The application of a gradient field in conjunction with an RF pulse
of controlled frequency bandwidth allows control of the location and thickness
of the slice of tissues that will experience NMR (slice selective excitation).
Localisation within the slice in one dimension within the excited slice
is achieved by applying a gradient during echo formation and signal readout,
which frequency encodes the component of the MR signal depending on spatial
location (frequency encoding). Localisation in the final dimensions is
achieved by analysing the effect of spatially dependant phase shifts created
by transient gradient applications before signal readout (phase encoding).
The Gradient system is also used to restore the phase coherence of transverse
magnetisation in gradient echo and spin echo sequences.
MR uses three gradient fields, each made to vary the field in one of
the three prime axes of the machine. The fields are created by passing
DC pulses (gradient current), through the gradient coils. The gradient
currents are very high(200 - 600 Amps) and need to be switched on and off
quickly (<< 1 ms) and accurately. This is achieved by digitally controlled
high power amplifiers, referred to as the gradient amplifiers. Each of
the three gradient coil sets has a dedicated gradient amplifier, the combination
is controlled by a computer called the gradient control unit. Pulse shapes
used to switch the gradient amplifiers are created by the host computer
or by dedicated pulse control systems. Sophisticated gradient pulse control
makes possible Oblique slice selection techniques to reduce motion artefacts
(gradient moment nulling) and the localisation of saturation slabs.

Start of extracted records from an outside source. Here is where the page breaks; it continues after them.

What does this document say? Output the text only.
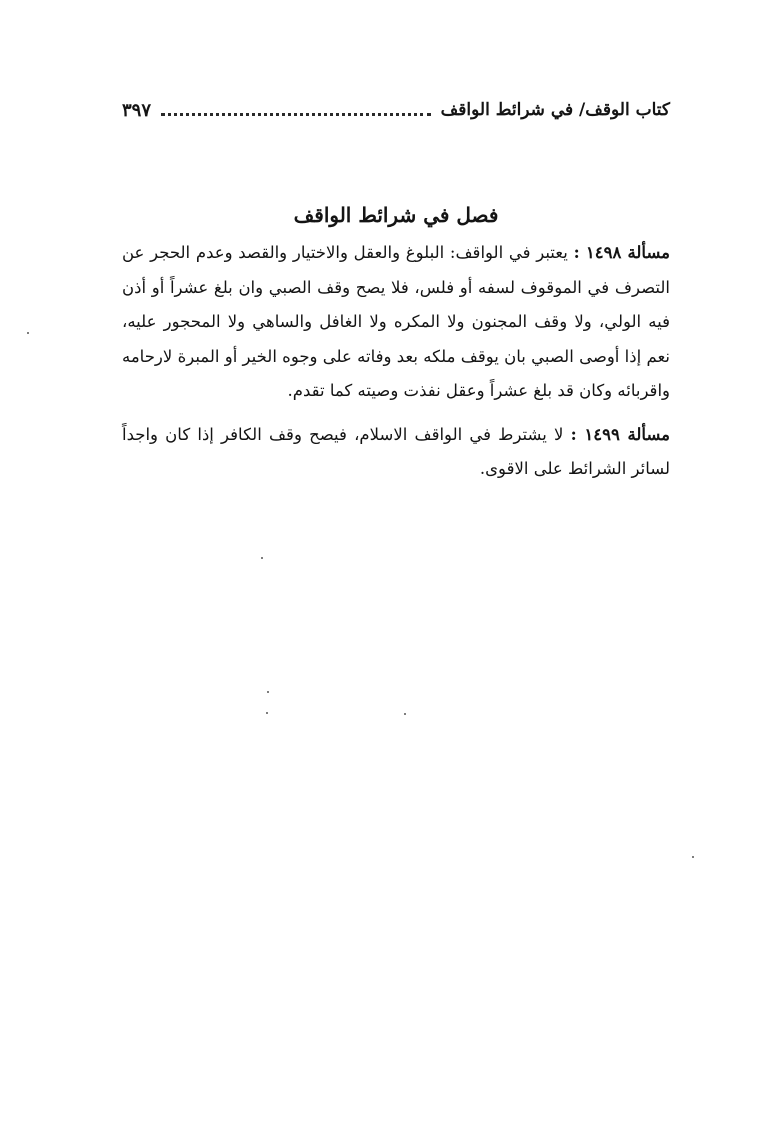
كتاب الوقف/ في شرائط الواقف
٣٩٧
فصل في شرائط الواقف

مسألة ١٤٩٨ : يعتبر في الواقف: البلوغ والعقل والاختيار والقصد وعدم الحجر عن التصرف في الموقوف لسفه أو فلس، فلا يصح وقف الصبي وان بلغ عشراً أو أذن فيه الولي، ولا وقف المجنون ولا المكره ولا الغافل والساهي ولا المحجور عليه، نعم إذا أوصى الصبي بان يوقف ملكه بعد وفاته على وجوه الخير أو المبرة لارحامه واقربائه وكان قد بلغ عشراً وعقل نفذت وصيته كما تقدم.

مسألة ١٤٩٩ : لا يشترط في الواقف الاسلام، فيصح وقف الكافر إذا كان واجداً لسائر الشرائط على الاقوى.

Due to the high current loads and heavy duty cycle, gradient systems
dissipate a lot of heat. Gradient amplifiers need air cooling, some older
designs require water cooling as well. Standard gradient coil sets are
cooled by forced air, but most newer high powered systems use closed loop
The gradient coil set is secured firmly within the magnet just inside
the shim coils As the current flows in the coil the interaction of the
gradient field and the main field tries to distort the gradient coil or
thrust it out of the bore. The flexing of the gradient coil structure is
heard as the beating noise of the MRI scan. Some manufacturers entirely
encase the gradient coil set in epoxy resin to quieten the system, however
this approach may impedes cooling. Stronger gradients will create higher
noise levels experienced in the bore, although there is some hope that
better gradient coil designs will reduce noise levels. Current typical
noise levels of >85 dB are already sufficient to require that patients
must be given hearing protection during MR procedures.

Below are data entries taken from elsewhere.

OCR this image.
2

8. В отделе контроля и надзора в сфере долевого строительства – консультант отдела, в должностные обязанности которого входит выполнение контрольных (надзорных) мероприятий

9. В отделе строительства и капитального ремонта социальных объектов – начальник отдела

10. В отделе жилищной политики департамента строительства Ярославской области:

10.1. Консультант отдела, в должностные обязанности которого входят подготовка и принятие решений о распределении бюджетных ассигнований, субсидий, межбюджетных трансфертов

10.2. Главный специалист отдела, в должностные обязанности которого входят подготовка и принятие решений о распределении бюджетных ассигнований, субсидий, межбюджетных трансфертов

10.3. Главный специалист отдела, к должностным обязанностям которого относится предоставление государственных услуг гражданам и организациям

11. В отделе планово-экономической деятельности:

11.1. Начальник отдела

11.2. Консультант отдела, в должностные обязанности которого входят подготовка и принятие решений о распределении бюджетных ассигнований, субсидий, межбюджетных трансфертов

Radio waves are not involved in the MRI process. The electromagnetic waves
used for radio transmission and reception are a cross polarised combination
of electrical and magnetic fields with the electric field component about
120 times stronger than the magnetic field. Nuclei virtually never emit
radio waves, and the design of MR coils aims at produce a rotating magnetic
field and little or no electrical field. For MR the "Radio" tag comes simply
because the Larmor frequency of NMR nuclei fall within the section of the
electromagnetic spectrum known as Radio Frequencies (10kHz-2GHz). While
this discrimination may appear pedantic, it has two redeeming features.
First it is a more accurate description of the process, and secondly it
clarifies the description of the role of the RF system in NMR and MRI signal
production by emphasising the role of a simple concept, electromagnetic
Radio-Frequency (RF) Systems
All excitation energy is provided by magnetic fields rotating in the
X-Y plane, at the Larmor frequency of Hydrogen (42.58 Mhz/T). These rotating
magnetic fields are created by passing RF alternating current, generated
by the RF transmitter, through suitably shaped and orientated conductors
known as the RF coils. This energy realigns the nuclear magnetic fields
of the subject into the transverse plane and bring the nuclei fields into
phase coherence by acting as a fixed magnetic field in the rotating frame.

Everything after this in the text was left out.